Upfill-Brown Alexander M, Lyons Hil M, Pate Muhammad A, Shuaib Faisal, Baig Shahzad, Hu Hao, Eckhoff Philip A, Chabot-Couture Guillaume
Institute for Disease Modeling, Intellectual Ventures, 1555 132nd Ave NE, Bellevue, USA.
BMC Med. 2014 Jun 4;12:92. doi: 10.1186/1741-7015-12-92.
One of the challenges facing the Global Polio Eradication Initiative is efficiently directing limited resources, such as specially trained personnel, community outreach activities, and satellite vaccinator tracking, to the most at-risk areas to maximize the impact of interventions. A validated predictive model of wild poliovirus circulation would greatly inform prioritization efforts by accurately forecasting areas at greatest risk, thus enabling the greatest effect of program interventions.
Using Nigerian acute flaccid paralysis surveillance data from 2004-2013, we developed a spatial hierarchical Poisson hurdle model fitted within a Bayesian framework to study historical polio caseload patterns and forecast future circulation of type 1 and 3 wild poliovirus within districts in Nigeria. A Bayesian temporal smoothing model was applied to address data sparsity underlying estimates of covariates at the district level.
We find that calculated vaccine-derived population immunity is significantly negatively associated with the probability and number of wild poliovirus case(s) within a district. Recent case information is significantly positively associated with probability of a case, but not the number of cases. We used lagged indicators and coefficients from the fitted models to forecast reported cases in the subsequent six-month periods. Over the past three years, the average predictive ability is 86 ± 2% and 85 ± 4% for wild poliovirus type 1 and 3, respectively. Interestingly, the predictive accuracy of historical transmission patterns alone is equivalent (86 ± 2% and 84 ± 4% for type 1 and 3, respectively). We calculate uncertainty in risk ranking to inform assessments of changes in rank between time periods.

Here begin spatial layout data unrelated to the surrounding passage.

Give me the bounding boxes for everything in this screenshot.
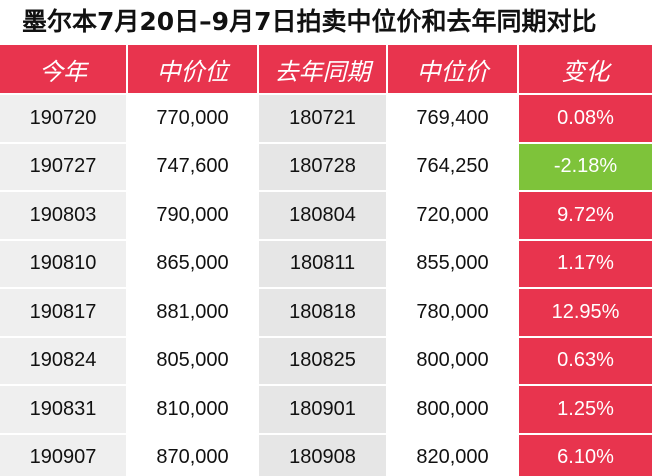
table-cell: 780,000 xyxy=(388,287,519,336)
table-header-row: 今年 中价位 去年同期 中位价 变化 xyxy=(0,45,652,93)
table-cell: 720,000 xyxy=(388,190,519,239)
change-cell: 6.10% xyxy=(519,432,652,476)
table-cell: 820,000 xyxy=(388,432,519,476)
table-cell: 190810 xyxy=(0,238,128,287)
change-cell: 12.95% xyxy=(519,287,652,336)
table-row: 190727 747,600 180728 764,250 -2.18% xyxy=(0,141,652,190)
table-cell: 800,000 xyxy=(388,384,519,433)
table-cell: 180728 xyxy=(259,141,388,190)
table-cell: 180721 xyxy=(259,93,388,142)
table-row: 190907 870,000 180908 820,000 6.10% xyxy=(0,432,652,476)
table-cell: 769,400 xyxy=(388,93,519,142)
table-cell: 790,000 xyxy=(128,190,259,239)
table-cell: 180811 xyxy=(259,238,388,287)
table-cell: 865,000 xyxy=(128,238,259,287)
table-row: 190803 790,000 180804 720,000 9.72% xyxy=(0,190,652,239)
column-header: 去年同期 xyxy=(259,45,388,93)
change-cell: 0.63% xyxy=(519,335,652,384)
table-cell: 805,000 xyxy=(128,335,259,384)
change-cell: 1.17% xyxy=(519,238,652,287)
table-cell: 810,000 xyxy=(128,384,259,433)
column-header: 变化 xyxy=(519,45,652,93)
table-cell: 180818 xyxy=(259,287,388,336)
table-cell: 190817 xyxy=(0,287,128,336)
table-cell: 870,000 xyxy=(128,432,259,476)
table-row: 190720 770,000 180721 769,400 0.08% xyxy=(0,93,652,142)
change-cell: 1.25% xyxy=(519,384,652,433)
table-cell: 180901 xyxy=(259,384,388,433)
table-row: 190831 810,000 180901 800,000 1.25% xyxy=(0,384,652,433)
table-cell: 180825 xyxy=(259,335,388,384)
table-row: 190817 881,000 180818 780,000 12.95% xyxy=(0,287,652,336)
table-cell: 190803 xyxy=(0,190,128,239)
table-cell: 180804 xyxy=(259,190,388,239)
change-cell: -2.18% xyxy=(519,141,652,190)
table-cell: 190831 xyxy=(0,384,128,433)
page-title: 墨尔本7月20日–9月7日拍卖中位价和去年同期对比 xyxy=(22,7,597,36)
column-header: 中位价 xyxy=(388,45,519,93)
change-cell: 0.08% xyxy=(519,93,652,142)
table-row: 190810 865,000 180811 855,000 1.17% xyxy=(0,238,652,287)
table-cell: 747,600 xyxy=(128,141,259,190)
table-row: 190824 805,000 180825 800,000 0.63% xyxy=(0,335,652,384)
table-cell: 764,250 xyxy=(388,141,519,190)
change-cell: 9.72% xyxy=(519,190,652,239)
table-cell: 190727 xyxy=(0,141,128,190)
table-cell: 190907 xyxy=(0,432,128,476)
table-body: 190720 770,000 180721 769,400 0.08% 190727 747… xyxy=(0,93,652,476)
column-header: 今年 xyxy=(0,45,128,93)
table-cell: 800,000 xyxy=(388,335,519,384)
column-header: 中价位 xyxy=(128,45,259,93)
table-cell: 180908 xyxy=(259,432,388,476)
table-cell: 190720 xyxy=(0,93,128,142)
comparison-table: 今年 中价位 去年同期 中位价 变化 190720 770,000 180721 76… xyxy=(0,45,652,476)
table-cell: 855,000 xyxy=(388,238,519,287)
table-cell: 190824 xyxy=(0,335,128,384)
table-cell: 770,000 xyxy=(128,93,259,142)
table-cell: 881,000 xyxy=(128,287,259,336)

The model developed in this study successfully predicts districts at risk for future wild poliovirus cases in Nigeria. The highest predicted district risk was 12.8 WPV1 cases in 2006, while the lowest district risk was 0.001 WPV1 cases in 2013. Model results have been used to direct the allocation of many different interventions, including political and religious advocacy visits. This modeling approach could be applied to other vaccine preventable diseases for use in other control and elimination programs.

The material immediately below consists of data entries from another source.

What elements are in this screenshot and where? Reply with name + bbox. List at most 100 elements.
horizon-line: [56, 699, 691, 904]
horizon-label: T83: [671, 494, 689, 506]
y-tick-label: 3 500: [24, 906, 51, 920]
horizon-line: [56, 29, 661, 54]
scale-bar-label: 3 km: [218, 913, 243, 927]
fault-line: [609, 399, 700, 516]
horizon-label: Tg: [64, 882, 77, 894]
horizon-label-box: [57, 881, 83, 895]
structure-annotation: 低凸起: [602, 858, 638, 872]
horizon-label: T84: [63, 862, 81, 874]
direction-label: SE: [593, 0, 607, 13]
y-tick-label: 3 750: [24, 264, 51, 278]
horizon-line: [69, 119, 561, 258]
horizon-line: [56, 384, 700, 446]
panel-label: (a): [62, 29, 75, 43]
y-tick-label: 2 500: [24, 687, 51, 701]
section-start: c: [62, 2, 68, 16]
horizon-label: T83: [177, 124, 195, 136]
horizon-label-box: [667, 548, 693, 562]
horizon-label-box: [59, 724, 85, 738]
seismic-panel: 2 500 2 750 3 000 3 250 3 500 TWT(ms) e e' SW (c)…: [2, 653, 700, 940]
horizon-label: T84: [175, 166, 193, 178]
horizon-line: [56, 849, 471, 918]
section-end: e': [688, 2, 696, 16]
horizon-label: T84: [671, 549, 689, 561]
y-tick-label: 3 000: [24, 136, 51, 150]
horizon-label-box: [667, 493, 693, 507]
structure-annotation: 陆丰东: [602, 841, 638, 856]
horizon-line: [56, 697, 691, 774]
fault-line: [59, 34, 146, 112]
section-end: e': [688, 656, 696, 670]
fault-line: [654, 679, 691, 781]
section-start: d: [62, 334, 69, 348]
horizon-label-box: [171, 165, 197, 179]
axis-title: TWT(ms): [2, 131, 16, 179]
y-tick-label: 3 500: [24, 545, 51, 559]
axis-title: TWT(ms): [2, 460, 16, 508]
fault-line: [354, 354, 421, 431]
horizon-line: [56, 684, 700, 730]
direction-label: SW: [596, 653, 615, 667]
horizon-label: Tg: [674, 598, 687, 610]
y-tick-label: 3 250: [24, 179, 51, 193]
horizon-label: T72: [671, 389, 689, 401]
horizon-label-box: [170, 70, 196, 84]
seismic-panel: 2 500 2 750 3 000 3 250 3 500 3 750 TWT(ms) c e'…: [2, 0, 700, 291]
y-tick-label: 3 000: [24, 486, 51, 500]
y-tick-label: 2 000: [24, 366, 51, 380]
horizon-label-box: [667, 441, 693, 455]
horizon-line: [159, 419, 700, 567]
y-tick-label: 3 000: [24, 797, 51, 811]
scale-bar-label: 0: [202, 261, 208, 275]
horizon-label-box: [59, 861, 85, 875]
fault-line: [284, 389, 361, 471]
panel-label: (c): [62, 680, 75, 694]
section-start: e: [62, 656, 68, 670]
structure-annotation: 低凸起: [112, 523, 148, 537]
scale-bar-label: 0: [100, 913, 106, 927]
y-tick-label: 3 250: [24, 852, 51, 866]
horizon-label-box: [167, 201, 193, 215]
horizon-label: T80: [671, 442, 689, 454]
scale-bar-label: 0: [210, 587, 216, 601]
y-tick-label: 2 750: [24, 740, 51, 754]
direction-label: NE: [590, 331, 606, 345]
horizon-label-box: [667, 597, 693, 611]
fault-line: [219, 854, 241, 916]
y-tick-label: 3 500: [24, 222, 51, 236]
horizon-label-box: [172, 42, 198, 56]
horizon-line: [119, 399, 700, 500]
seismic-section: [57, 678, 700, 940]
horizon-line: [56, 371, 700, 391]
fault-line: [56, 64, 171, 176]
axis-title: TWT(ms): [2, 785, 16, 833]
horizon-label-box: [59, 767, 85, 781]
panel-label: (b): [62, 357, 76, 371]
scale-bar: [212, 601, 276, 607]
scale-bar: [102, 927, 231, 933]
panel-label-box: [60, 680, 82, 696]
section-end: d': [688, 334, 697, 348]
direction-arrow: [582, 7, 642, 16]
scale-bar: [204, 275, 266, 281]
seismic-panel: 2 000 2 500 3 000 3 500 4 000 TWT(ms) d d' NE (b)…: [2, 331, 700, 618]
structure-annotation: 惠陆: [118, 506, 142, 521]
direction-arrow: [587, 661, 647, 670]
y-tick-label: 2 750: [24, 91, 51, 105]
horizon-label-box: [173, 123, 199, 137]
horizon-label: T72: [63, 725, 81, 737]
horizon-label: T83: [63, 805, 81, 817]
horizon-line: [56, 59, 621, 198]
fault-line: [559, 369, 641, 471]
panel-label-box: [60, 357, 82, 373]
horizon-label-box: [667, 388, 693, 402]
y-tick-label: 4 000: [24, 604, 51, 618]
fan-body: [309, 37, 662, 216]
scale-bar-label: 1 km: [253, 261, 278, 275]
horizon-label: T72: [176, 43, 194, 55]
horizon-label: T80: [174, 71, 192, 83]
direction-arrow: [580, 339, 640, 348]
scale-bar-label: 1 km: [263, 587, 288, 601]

全球根除脊髓灰质炎行动面临的挑战之一是如何有效地将有限资源,如经过专门培训的人员、社区外展活动以及流动疫苗接种员追踪,分配到风险最高的地区,以最大限度地提高干预措施的效果。一个经过验证的野生脊髓灰质炎病毒传播预测模型能够通过准确预测风险最高的地区,极大地为资源优先分配工作提供信息,从而使项目干预措施发挥最大效果。

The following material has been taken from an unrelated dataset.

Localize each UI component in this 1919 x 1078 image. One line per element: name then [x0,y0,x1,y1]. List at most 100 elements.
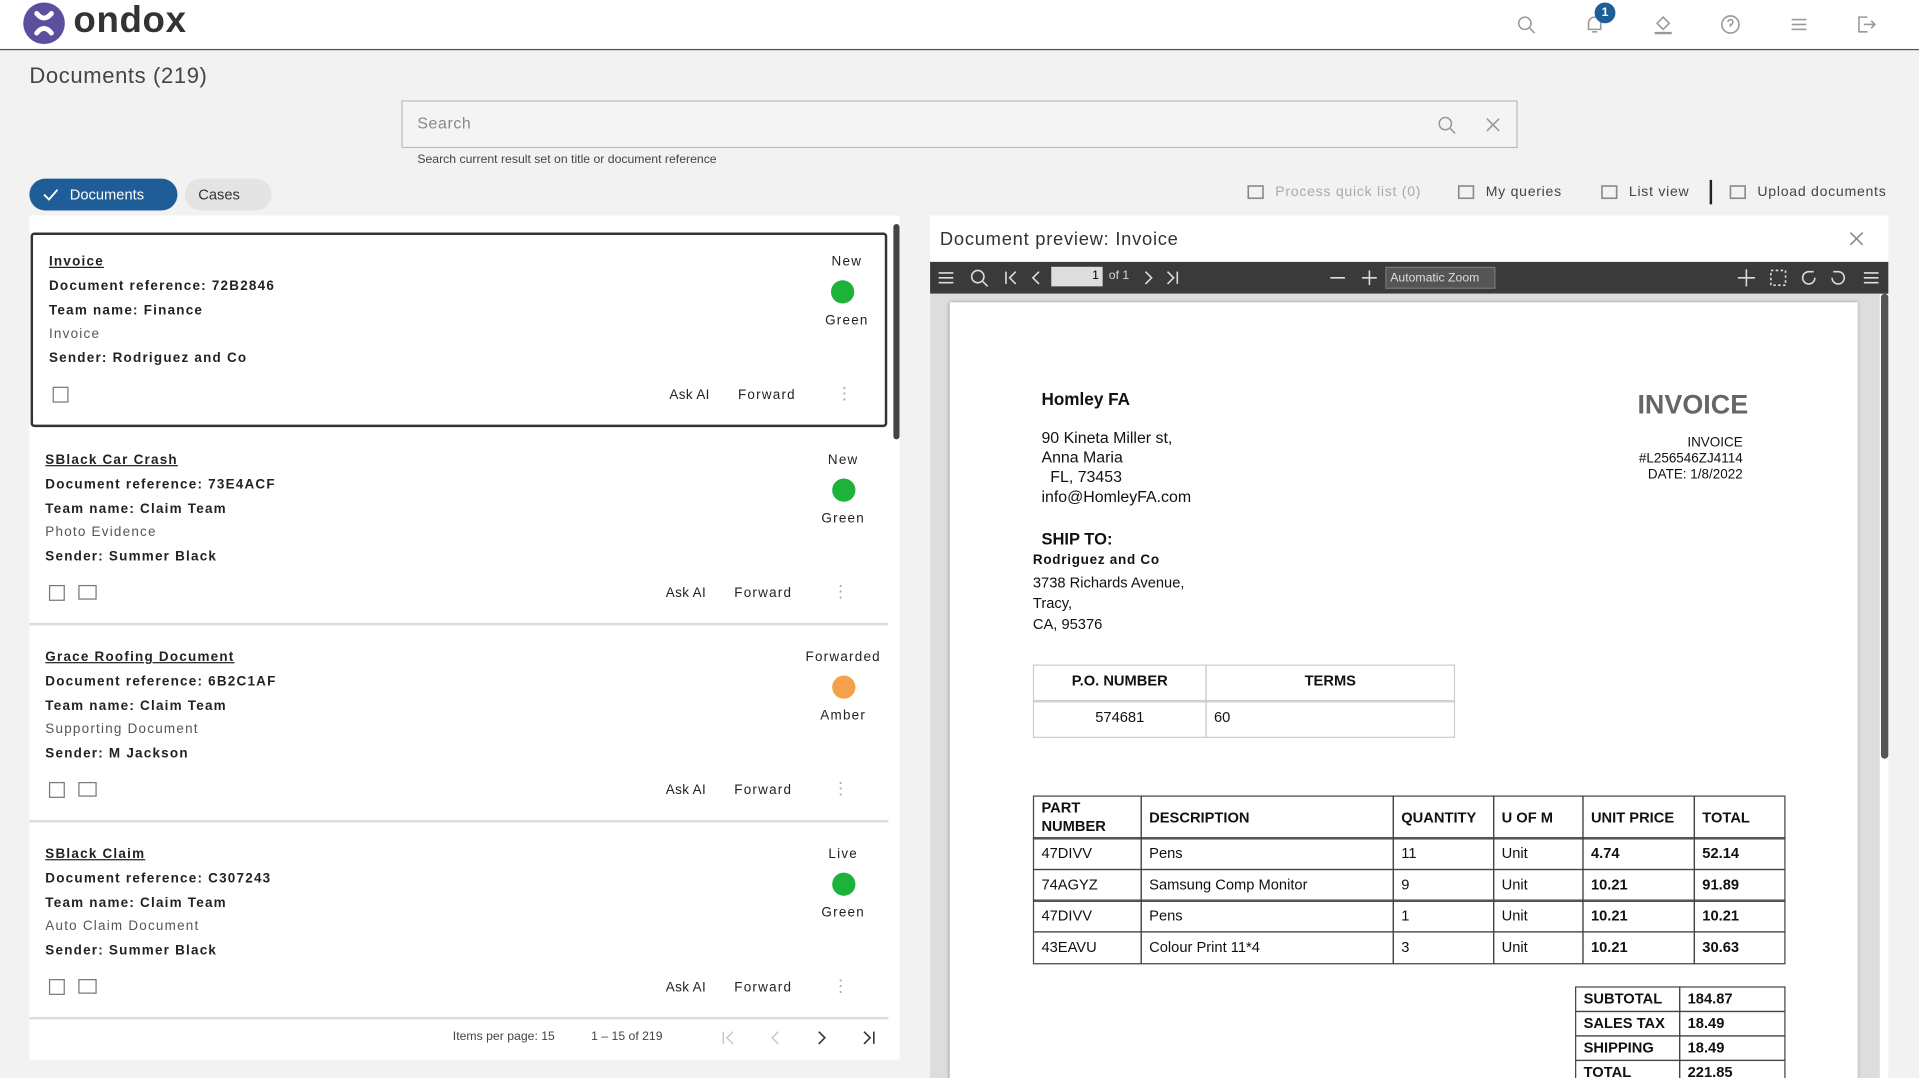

利用2004年至2013年尼日利亚急性弛缓性麻痹监测数据,我们开发了一个在贝叶斯框架内拟合的空间分层泊松障碍模型,以研究脊髓灰质炎病例数的历史模式,并预测尼日利亚各地区1型和3型野生脊髓灰质炎病毒未来的传播情况。应用贝叶斯时间平滑模型来解决地区层面协变量估计中存在的数据稀疏问题。
我们发现,计算得出的疫苗衍生群体免疫力与一个地区内野生脊髓灰质炎病毒病例的发生概率和病例数显著负相关。近期病例信息与病例发生概率显著正相关,但与病例数无关。我们使用拟合模型中的滞后指标和系数来预测随后六个月内报告的病例数。在过去三年中,1型和3型野生脊髓灰质炎病毒的平均预测能力分别为86±2%和85±4%。有趣的是,仅历史传播模式的预测准确率相当(1型和3型分别为86±2%和84±4%)。我们计算风险排名的不确定性,以便为不同时间段之间排名变化的评估提供信息。
本研究开发的模型成功预测了尼日利亚未来可能出现野生脊髓灰质炎病例的地区。预测的最高地区风险是2006年出现12.8例1型野生脊髓灰质炎病毒病例,而最低地区风险是2013年出现0.001例1型野生脊髓灰质炎病毒病例。模型结果已被用于指导多种不同干预措施的分配,包括政治和宗教宣传访问。这种建模方法可应用于其他疫苗可预防疾病,用于其他控制和消除项目。